一般講演(ポスター発表) PA1-173 (Poster presentation)

ホストの適応進化プロセスにおけるホストゲノム内転移因子の長期進化動態

*樋口拓人,瀧本岳(東邦大・理)

Helianthus属のヒマワリでは雑種種分化により生まれた娘種が親種よりも強い環境ストレスに適応進化している。この娘種では、ホストゲノム内の転移因子のコピー数が親種よりも高い。このことから、転移因子が環境ストレスに対する適応進化に関与している可能性が指摘されている。そこでUngerer and Kawakami(2013)は人為的に形成した雑種に短期の環境ストレスを与える実験を行ったが、環境ストレス下の雑種で転移因子のコピー数の増加を確認することはできなかった。
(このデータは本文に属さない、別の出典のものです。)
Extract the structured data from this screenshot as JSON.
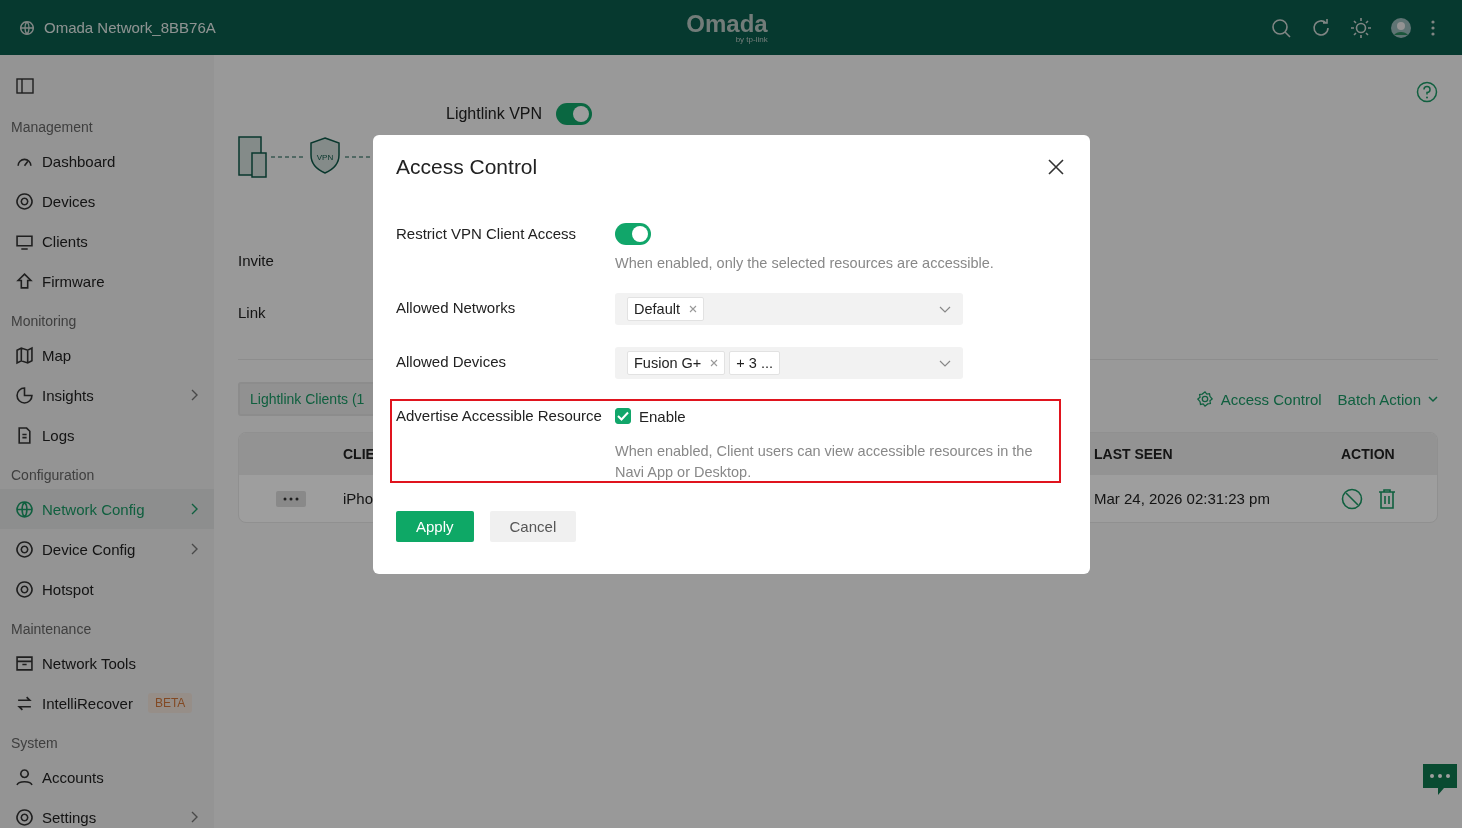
{
  "header": {
    "site": "Omada Network_8BB76A",
    "logo": "Omada",
    "logo_sub": "by tp-link"
  },
  "sidebar": {
    "sections": [
      {
        "heading": "Management",
        "items": [
          {
            "label": "Dashboard",
            "selected": false,
            "expandable": false
          },
          {
            "label": "Devices",
            "selected": false,
            "expandable": false
          },
          {
            "label": "Clients",
            "selected": false,
            "expandable": false
          },
          {
            "label": "Firmware",
            "selected": false,
            "expandable": false
          }
        ]
      },
      {
        "heading": "Monitoring",
        "items": [
          {
            "label": "Map",
            "selected": false,
            "expandable": false
          },
          {
            "label": "Insights",
            "selected": false,
            "expandable": true
          },
          {
            "label": "Logs",
            "selected": false,
            "expandable": false
          }
        ]
      },
      {
        "heading": "Configuration",
        "items": [
          {
            "label": "Network Config",
            "selected": true,
            "expandable": true
          },
          {
            "label": "Device Config",
            "selected": false,
            "expandable": true
          },
          {
            "label": "Hotspot",
            "selected": false,
            "expandable": false
          }
        ]
      },
      {
        "heading": "Maintenance",
        "items": [
          {
            "label": "Network Tools",
            "selected": false,
            "expandable": false
          },
          {
            "label": "IntelliRecover",
            "selected": false,
            "expandable": false,
            "badge": "BETA"
          }
        ]
      },
      {
        "heading": "System",
        "items": [
          {
            "label": "Accounts",
            "selected": false,
            "expandable": false
          },
          {
            "label": "Settings",
            "selected": false,
            "expandable": true
          }
        ]
      }
    ]
  },
  "page": {
    "diagram_label": "VPN",
    "vpn": {
      "label": "Lightlink VPN",
      "on": true
    },
    "fields": [
      "Invite",
      "Link"
    ],
    "tab": "Lightlink Clients (1",
    "actions": [
      "Access Control",
      "Batch Action"
    ],
    "table": {
      "columns": [
        "CLIE",
        "LAST SEEN",
        "ACTION"
      ],
      "rows": [
        {
          "name": "iPho",
          "last_seen": "Mar 24, 2026 02:31:23 pm"
        }
      ]
    }
  },
  "modal": {
    "title": "Access Control",
    "rows": [
      {
        "kind": "toggle",
        "label": "Restrict VPN Client Access",
        "on": true,
        "hint": "When enabled, only the selected resources are accessible."
      },
      {
        "kind": "select",
        "label": "Allowed Networks",
        "tags": [
          "Default"
        ],
        "more": null
      },
      {
        "kind": "select",
        "label": "Allowed Devices",
        "tags": [
          "Fusion G+"
        ],
        "more": "+ 3 ..."
      },
      {
        "kind": "checkbox",
        "label": "Advertise Accessible Resource",
        "option": "Enable",
        "checked": true,
        "hint": "When enabled, Client users can view accessible resources in the Navi App or Desktop."
      }
    ],
    "buttons": [
      {
        "label": "Apply",
        "kind": "primary"
      },
      {
        "label": "Cancel",
        "kind": "secondary"
      }
    ]
  }
}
一方、Rouzic et al.(2007)はコンピュータシミュレーションによりホストゲノム内の転移因子コピー数の長期動態に3種のパターン(「平衡」、「サイクル」、「家畜化」)を見出した。しかしRouzic et al.(2007)のモデルはホスト個体群の生息環境が定常状態であると仮定しており、Helianthus属ヒマワリの娘種が経験したと考えられるホスト生息環境の変化を考慮していない。そこで本研究では、Rouzic et al.(2007)のシミュレーションモデルを再構築し、ホスト個体群の生息環境が長期的に悪化するシミュレーションを行った。Rouzic et al.(2007)の「家畜化」では、転移因子のコピー数は初期振動したあと、ホスト適応度に正の影響をもたらす転移因子が初期振動よりも低レベルのコピー数で維持される。本研究では、「家畜化」の起きるパラメータでシミュレーションを開始し、初期振動の途中の世代でホスト個体群を環境ストレスにさらした。その結果、長期のストレス下で初期振動が延長し、転移因子のコピー数が低レベル化しない場合を示せた。よって、Helianthus属ヒマワリの親種では「家畜化」によるコピー数の低レベル化が起きたが、娘種では長期の強い環境ストレスにさらされたために初期振動の延長が起きたと考えられる。